As part of measures to enhance liquidity and participation on the Nigerian Stock Exchange (NSE), it has decided to introduce Exchange Traded Derivatives (ETDs) . First Vice President of the NSE, Abimbola Ogunbanjo, disclosed this at a training seminar held in Lagos recently.
Exchange traded derivatives are simply derivatives traded on the floor of a stock exchange. A derivative is simply a contract between two parties. The derivative’s value is dependent upon the underlying asset. Derivatives are used to diversify a portfolio, manage risk and take advantage of market movements.
Unlike regular derivatives, the exchange serves as a middle man in ETD transactions. This reduces the chances of a default, as the contracts will be formal and binding. The introduction of this asset has numerous positive benefits for the exchange and the economy as a whole. Multinational corporations that hitherto shied away from derivative transactions will now participate. Many of these companies made billions of Naira in FX losses due to failure to hedge foreign exchange obligations.

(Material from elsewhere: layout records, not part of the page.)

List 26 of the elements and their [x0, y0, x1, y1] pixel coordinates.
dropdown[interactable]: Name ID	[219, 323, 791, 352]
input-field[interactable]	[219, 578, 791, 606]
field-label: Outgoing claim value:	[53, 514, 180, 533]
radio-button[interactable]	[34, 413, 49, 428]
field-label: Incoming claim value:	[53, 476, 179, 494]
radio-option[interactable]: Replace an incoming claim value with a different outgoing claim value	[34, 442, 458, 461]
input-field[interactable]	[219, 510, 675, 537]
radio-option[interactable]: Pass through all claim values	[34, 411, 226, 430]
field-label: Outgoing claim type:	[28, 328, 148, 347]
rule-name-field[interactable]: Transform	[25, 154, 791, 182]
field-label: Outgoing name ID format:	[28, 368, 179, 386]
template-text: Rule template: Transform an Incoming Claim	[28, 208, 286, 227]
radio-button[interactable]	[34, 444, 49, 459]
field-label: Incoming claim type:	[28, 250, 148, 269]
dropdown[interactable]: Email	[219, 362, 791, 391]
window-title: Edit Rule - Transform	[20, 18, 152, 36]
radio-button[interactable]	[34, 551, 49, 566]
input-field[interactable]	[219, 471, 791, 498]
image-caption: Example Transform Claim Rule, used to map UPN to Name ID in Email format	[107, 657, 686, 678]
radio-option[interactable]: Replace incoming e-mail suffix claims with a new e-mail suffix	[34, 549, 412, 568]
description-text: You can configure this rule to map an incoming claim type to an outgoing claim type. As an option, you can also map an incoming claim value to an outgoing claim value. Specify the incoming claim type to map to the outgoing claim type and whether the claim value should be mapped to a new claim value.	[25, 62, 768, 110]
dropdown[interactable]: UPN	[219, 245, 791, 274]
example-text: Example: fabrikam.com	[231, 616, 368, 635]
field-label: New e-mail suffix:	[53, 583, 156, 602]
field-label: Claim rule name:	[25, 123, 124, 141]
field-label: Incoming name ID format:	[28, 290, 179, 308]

Introduction of ETDs will enhance liquidity on the stock exchange. Companies and individuals that had shied away from these transactions will trade them actively. The NSE, and stockbrokers will have enhanced income from ETF trading activities. International investors that had shied away from the market due to its shallow nature, will be active participants in the ETD market. ETD transactions tend to make use of leverage and occur in large volumes, so banks also benefit from ETD transactions. The underlying assets on which the derivative trades are based on will also have enhanced liquidity.